Three v0.6 features that set slopscore-lint apart from other slop linters.

Lint the prose inside code

scan reads the natural-language prose out of source files and ignores the code itself. Python docstrings and comments are extracted with ast and tokenize; JS/TS JSDoc and comments with a best-effort regex. Code linters check the code and skip the prose; prose linters skip code files. slopscore-lint covers the gap.
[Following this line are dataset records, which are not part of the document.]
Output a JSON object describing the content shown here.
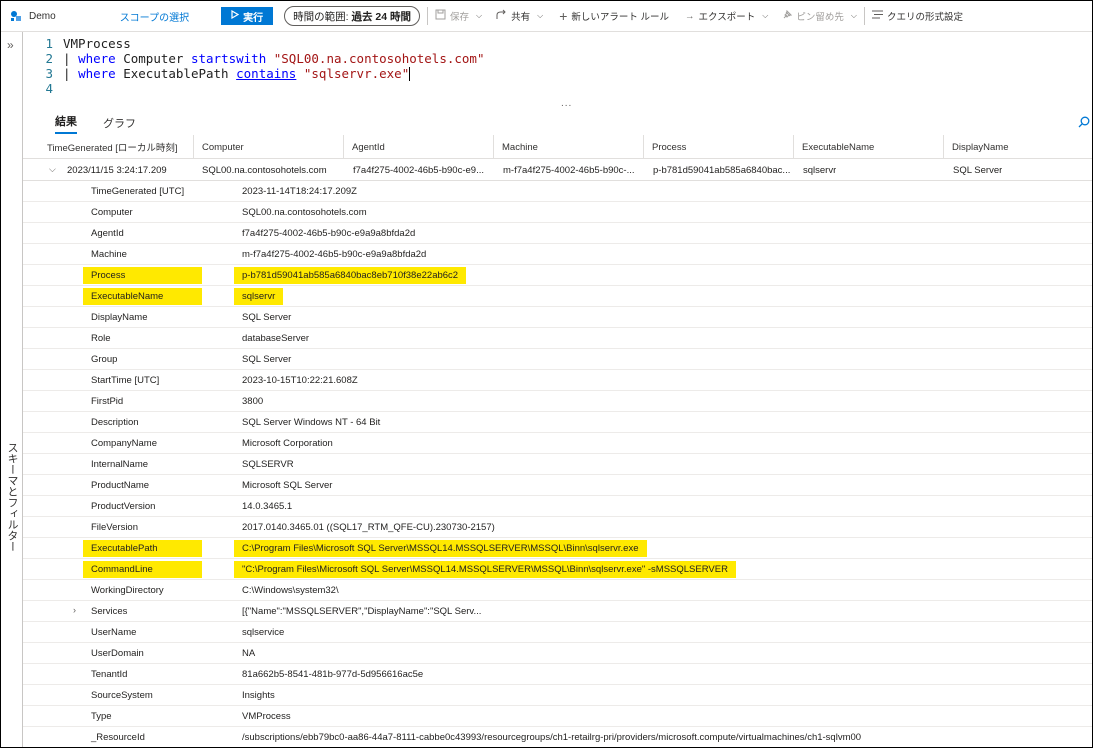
{
  "toolbar": {
    "workspace": "Demo",
    "scope_link": "スコープの選択",
    "run_label": "実行",
    "time_range_label": "時間の範囲:",
    "time_range_value": "過去 24 時間",
    "save_label": "保存",
    "share_label": "共有",
    "new_alert_label": "新しいアラート ルール",
    "export_label": "エクスポート",
    "pin_label": "ピン留め先",
    "format_label": "クエリの形式設定"
  },
  "sidebar": {
    "label": "スキーマとフィルター"
  },
  "editor": {
    "lines": [
      {
        "num": "1",
        "table": "VMProcess"
      },
      {
        "num": "2",
        "pipe": "| ",
        "kw": "where",
        "field": " Computer ",
        "op": "startswith",
        "str": " \"SQL00.na.contosohotels.com\""
      },
      {
        "num": "3",
        "pipe": "| ",
        "kw": "where",
        "field": " ExecutablePath ",
        "op": "contains",
        "str": " \"sqlservr.exe\""
      },
      {
        "num": "4"
      }
    ],
    "splitter": "..."
  },
  "tabs": [
    {
      "label": "結果",
      "active": true
    },
    {
      "label": "グラフ",
      "active": false
    }
  ],
  "grid": {
    "columns": [
      "TimeGenerated [ローカル時刻]",
      "Computer",
      "AgentId",
      "Machine",
      "Process",
      "ExecutableName",
      "DisplayName"
    ],
    "row": [
      "2023/11/15 3:24:17.209",
      "SQL00.na.contosohotels.com",
      "f7a4f275-4002-46b5-b90c-e9...",
      "m-f7a4f275-4002-46b5-b90c-...",
      "p-b781d59041ab585a6840bac...",
      "sqlservr",
      "SQL Server"
    ],
    "details": [
      {
        "key": "TimeGenerated [UTC]",
        "value": "2023-11-14T18:24:17.209Z"
      },
      {
        "key": "Computer",
        "value": "SQL00.na.contosohotels.com"
      },
      {
        "key": "AgentId",
        "value": "f7a4f275-4002-46b5-b90c-e9a9a8bfda2d"
      },
      {
        "key": "Machine",
        "value": "m-f7a4f275-4002-46b5-b90c-e9a9a8bfda2d"
      },
      {
        "key": "Process",
        "value": "p-b781d59041ab585a6840bac8eb710f38e22ab6c2",
        "highlight": true
      },
      {
        "key": "ExecutableName",
        "value": "sqlservr",
        "highlight": true
      },
      {
        "key": "DisplayName",
        "value": "SQL Server"
      },
      {
        "key": "Role",
        "value": "databaseServer"
      },
      {
        "key": "Group",
        "value": "SQL Server"
      },
      {
        "key": "StartTime [UTC]",
        "value": "2023-10-15T10:22:21.608Z"
      },
      {
        "key": "FirstPid",
        "value": "3800"
      },
      {
        "key": "Description",
        "value": "SQL Server Windows NT - 64 Bit"
      },
      {
        "key": "CompanyName",
        "value": "Microsoft Corporation"
      },
      {
        "key": "InternalName",
        "value": "SQLSERVR"
      },
      {
        "key": "ProductName",
        "value": "Microsoft SQL Server"
      },
      {
        "key": "ProductVersion",
        "value": "14.0.3465.1"
      },
      {
        "key": "FileVersion",
        "value": "2017.0140.3465.01 ((SQL17_RTM_QFE-CU).230730-2157)"
      },
      {
        "key": "ExecutablePath",
        "value": "C:\\Program Files\\Microsoft SQL Server\\MSSQL14.MSSQLSERVER\\MSSQL\\Binn\\sqlservr.exe",
        "highlight": true
      },
      {
        "key": "CommandLine",
        "value": "\"C:\\Program Files\\Microsoft SQL Server\\MSSQL14.MSSQLSERVER\\MSSQL\\Binn\\sqlservr.exe\" -sMSSQLSERVER",
        "highlight": true
      },
      {
        "key": "WorkingDirectory",
        "value": "C:\\Windows\\system32\\"
      },
      {
        "key": "Services",
        "value": "[{\"Name\":\"MSSQLSERVER\",\"DisplayName\":\"SQL Serv...",
        "expandable": true
      },
      {
        "key": "UserName",
        "value": "sqlservice"
      },
      {
        "key": "UserDomain",
        "value": "NA"
      },
      {
        "key": "TenantId",
        "value": "81a662b5-8541-481b-977d-5d956616ac5e"
      },
      {
        "key": "SourceSystem",
        "value": "Insights"
      },
      {
        "key": "Type",
        "value": "VMProcess"
      },
      {
        "key": "_ResourceId",
        "value": "/subscriptions/ebb79bc0-aa86-44a7-8111-cabbe0c43993/resourcegroups/ch1-retailrg-pri/providers/microsoft.compute/virtualmachines/ch1-sqlvm00"
      }
    ]
  },
  "colors": {
    "accent": "#0078d4",
    "highlight": "#ffe900"
  },
  "icons": [
    "log-analytics-icon",
    "play-icon",
    "save-icon",
    "share-icon",
    "plus-icon",
    "arrow-right-icon",
    "pin-icon",
    "format-icon",
    "double-chevron-icon",
    "search-icon",
    "chevron-down-icon",
    "chevron-right-icon"
  ]
}
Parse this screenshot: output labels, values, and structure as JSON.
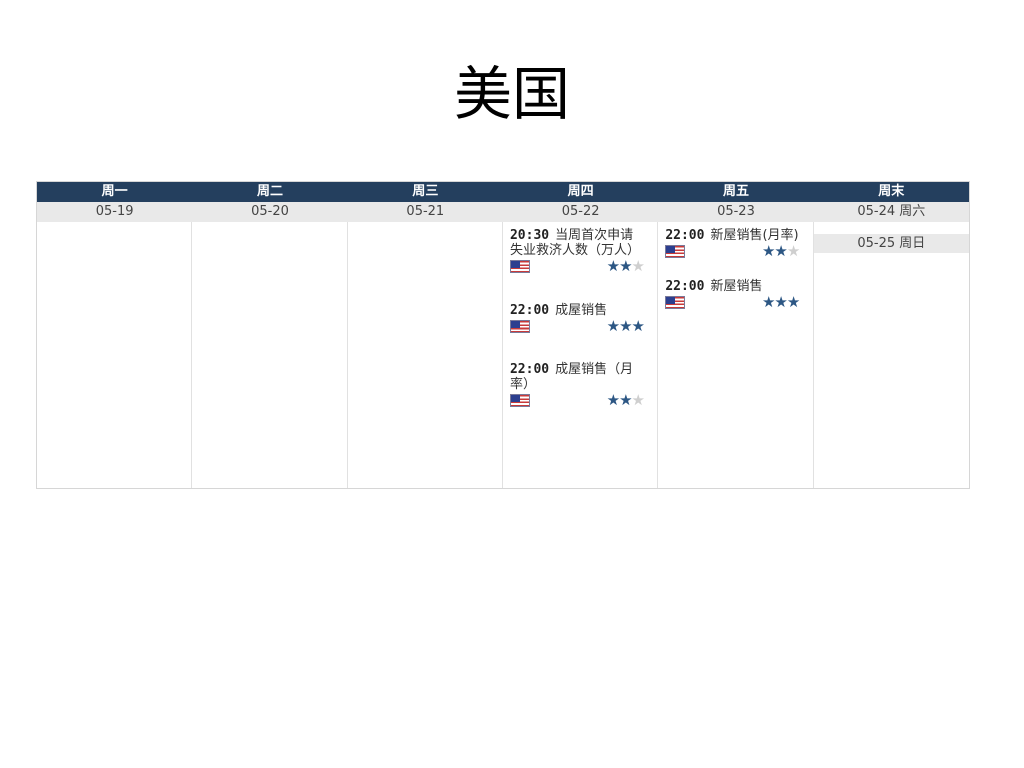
{
  "title": "美国",
  "calendar": {
    "header": [
      "周一",
      "周二",
      "周三",
      "周四",
      "周五",
      "周末"
    ],
    "dates": [
      "05-19",
      "05-20",
      "05-21",
      "05-22",
      "05-23",
      "05-24 周六"
    ],
    "sunday_date": "05-25 周日",
    "days": [
      {
        "events": []
      },
      {
        "events": []
      },
      {
        "events": []
      },
      {
        "events": [
          {
            "time": "20:30",
            "name": "当周首次申请失业救济人数（万人）",
            "flag": "us-flag-icon",
            "importance": 2,
            "max": 3
          },
          {
            "time": "22:00",
            "name": "成屋销售",
            "flag": "us-flag-icon",
            "importance": 3,
            "max": 3
          },
          {
            "time": "22:00",
            "name": "成屋销售（月率）",
            "flag": "us-flag-icon",
            "importance": 2,
            "max": 3
          }
        ]
      },
      {
        "events": [
          {
            "time": "22:00",
            "name": "新屋销售(月率)",
            "flag": "us-flag-icon",
            "importance": 2,
            "max": 3
          },
          {
            "time": "22:00",
            "name": "新屋销售",
            "flag": "us-flag-icon",
            "importance": 3,
            "max": 3
          }
        ]
      },
      {
        "events": []
      }
    ]
  },
  "colors": {
    "header_bg": "#243f5e",
    "date_bg": "#e9e9e9",
    "star_on": "#2d5784",
    "star_off": "#cfcfcf"
  }
}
slopscore-lint scan src/app.py            # docstrings + comments in one file
slopscore-lint scan src/ --recursive      # across a package
slopscore-lint scan README.md --fail-on high

Offsets in the report index the extracted prose, so SARIF and HTML line numbers are relative to that prose, not the raw source bytes (the same contract as Markdown ingestion).

Audit fairness

Pattern detectors are known to over-flag competent plain and non-native English. slopscore-lint is the only slop linter that measures and publishes this. The fairness command scans the clean rows in the benchmark's simple_english and non_native slices and reports how often each rule fires:

slopscore-lint fairness                  # per-rule false-positive rate on plain/ESL text
slopscore-lint fairness --threshold 0.1  # flag rules over 10 percent

A rule that fires on competent plain or non-native writing is a fairness liability, not a catch. The shipped rule scorer fires on neither slice (0 percent), which is why it stays the default over the learned model. See Limitations & authorship and the Benchmark & results.

Triage a long document

A clean introduction can hide a sloppy middle behind a low average. --by-paragraph scores each paragraph and prints them worst-first so you can find the section to fix:

slopscore-lint scan article.md --by-paragraph

Short paragraphs abstain, as usual, so treat this as triage, not a per-paragraph verdict.